Daha sıkı sarıldıkları anda kapı çaldı. Bu kez irkilmediler. İkinci kez çalana kadar sımsıkı sarıldılar. Ekrem kapıya bakmak için kalktı. Pınar kendini daha iyi hissettiğini fark etti. Kapıya gelen ev sahibinin oğluydu. Ekrem derin bir nefes alıp kapıyı açtı.
-Merhaba, babam birkaç gündür kayıp, acaba sizin bilginiz var mı, gördünüz mi hiç?
-Merhaba, çok üzüldüm. Geçenlerde balkonda otururken görmüştüm ama ondan sonra görmedim bir daha. Sizin balkonda.

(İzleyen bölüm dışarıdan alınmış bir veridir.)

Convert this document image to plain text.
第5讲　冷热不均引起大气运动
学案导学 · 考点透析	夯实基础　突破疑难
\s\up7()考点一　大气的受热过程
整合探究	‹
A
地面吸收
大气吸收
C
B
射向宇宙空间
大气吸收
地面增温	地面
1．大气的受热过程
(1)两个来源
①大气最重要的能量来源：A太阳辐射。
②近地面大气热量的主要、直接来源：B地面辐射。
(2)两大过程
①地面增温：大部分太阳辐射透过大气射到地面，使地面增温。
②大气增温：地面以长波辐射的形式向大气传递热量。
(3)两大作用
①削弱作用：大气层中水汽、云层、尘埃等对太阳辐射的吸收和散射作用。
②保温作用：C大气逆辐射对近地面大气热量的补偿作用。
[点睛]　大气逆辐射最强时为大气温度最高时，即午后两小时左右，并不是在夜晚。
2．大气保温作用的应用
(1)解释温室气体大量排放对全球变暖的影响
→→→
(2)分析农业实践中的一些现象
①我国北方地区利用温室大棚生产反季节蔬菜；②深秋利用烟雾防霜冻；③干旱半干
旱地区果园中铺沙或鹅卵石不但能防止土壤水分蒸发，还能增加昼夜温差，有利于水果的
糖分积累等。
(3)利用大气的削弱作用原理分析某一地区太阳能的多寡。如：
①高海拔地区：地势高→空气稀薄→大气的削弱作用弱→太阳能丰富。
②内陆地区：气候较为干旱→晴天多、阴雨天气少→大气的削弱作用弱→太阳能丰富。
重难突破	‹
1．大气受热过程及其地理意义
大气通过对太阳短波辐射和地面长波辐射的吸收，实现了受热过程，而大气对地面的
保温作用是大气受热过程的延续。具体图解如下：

Ev sahibinin oğlu ‘anladım’ der gibi başını salladı, sessizce merdivenlerden çıkarak gözden kayboldu. Kapıyı kapattı, çocuğa üzülmüştü, yeniden Pınar’ın yanına gitti. Ekrem’in odaya girmesi ile aynı anda Pınar’ın telefonuna bir bildirim geldi. “Kadıköy’de esrarengiz cinayet.” Bildirime dokunarak haberi açtı. Birlikte habere göz gezdirdiler:
“KADIKÖY’DE ESRARENGİZ CİNAYET
Kadıköy’de çöp toplama kamyonunda battaniyeye sarılı bir erkek cesedi bulundu. Polis ekipleri cesedin kimliğinin tespiti ve cinayet şüphelilerinin yakalanması için geniş çaplı çalışma başlattı. Caferağa Mahallesindeki çöpleri toplayan kamyonun çöpleri çöp aktarma istasyonunda boşalttığı esnada ceset olduğunu fark eden belediye temizlik görevlileri, durumu polise bildirdi. Belediye görevlileri aktarmayı durdururken, ihbar üzerine bölgeye polis ekipleri sevk edildi. Polis ekiplerinin incelemesinde, elleri ve ayakları bağlı bir erkeğe ait olduğu belirlenen ceset, otopsi için adli tıp morguna kaldırıldı. Cesedin kimliğinin tespiti için çalışmalar sürerken, Asayiş Şube Müdürlüğü ekipleri olayla ilgili şüpheli ya da şüphelileri yakalamak için çalışma başlattı. Ekipler, Caferağa Mahallesinde tüm işyeri ve binalara ait güvenlik kameralarını da incelemeye aldı. Olayla ilgili soruşturma sürüyor.”
-Kızım adamı öylece çöpe mi attın?
-Ne yapsaydım? Tören düzenleyip toprağa mı verseydim? Öylece atmadım ayrıca, battaniyeye sardım. Aşağı nasıl indirdim haberin var mı? Belim koptu.
-Merdivende gören olsaydı?
-Olmadı.
Karşılıklı tebessüm ettiler. İkisinin de içinde gereksiz bir rahatlık vardı. Belki de olması gereken rahatlık buydu. Özel eşyalarını toplayıp kaçmaya karar verdiler. İki valiz çıkarıp değerli gördükleri eşyaları toplamaya başladılar. Aslında birbirlerinden daha değerli bir şey olmadığını fark ettiler. Valizleri bırakıp küçük bir sırt çantasına sığan eşyaları ile sakin ve rahat bir halde yola koyuldular. Havalimanına giderken yolda vizesiz gidebilecekleri bir ülke seçip ilk uçağa bilet aldılar. Yeni bir hayat kurmak için kaybedecek bir şeyi olmayan ikili, görevini layıkıyla tamamlayıp huzurla emekli olan bir çalışan gibi şendi. Bir daha dönmemek üzere ayrıldıklarının farkındaydılar. Birbirinin gözlerine baktıklarında memleketleri, aileleri, arkadaşları, mazileri ve ölümü hak etmiş iki cesedi gördüler. Artık her şey gözlerinin içinde saklıydı. Arkada bıraktıkları herhangi bir şeyi özlediklerinde birbirinin gözlerine sımsıcak bakmaları yetecekti.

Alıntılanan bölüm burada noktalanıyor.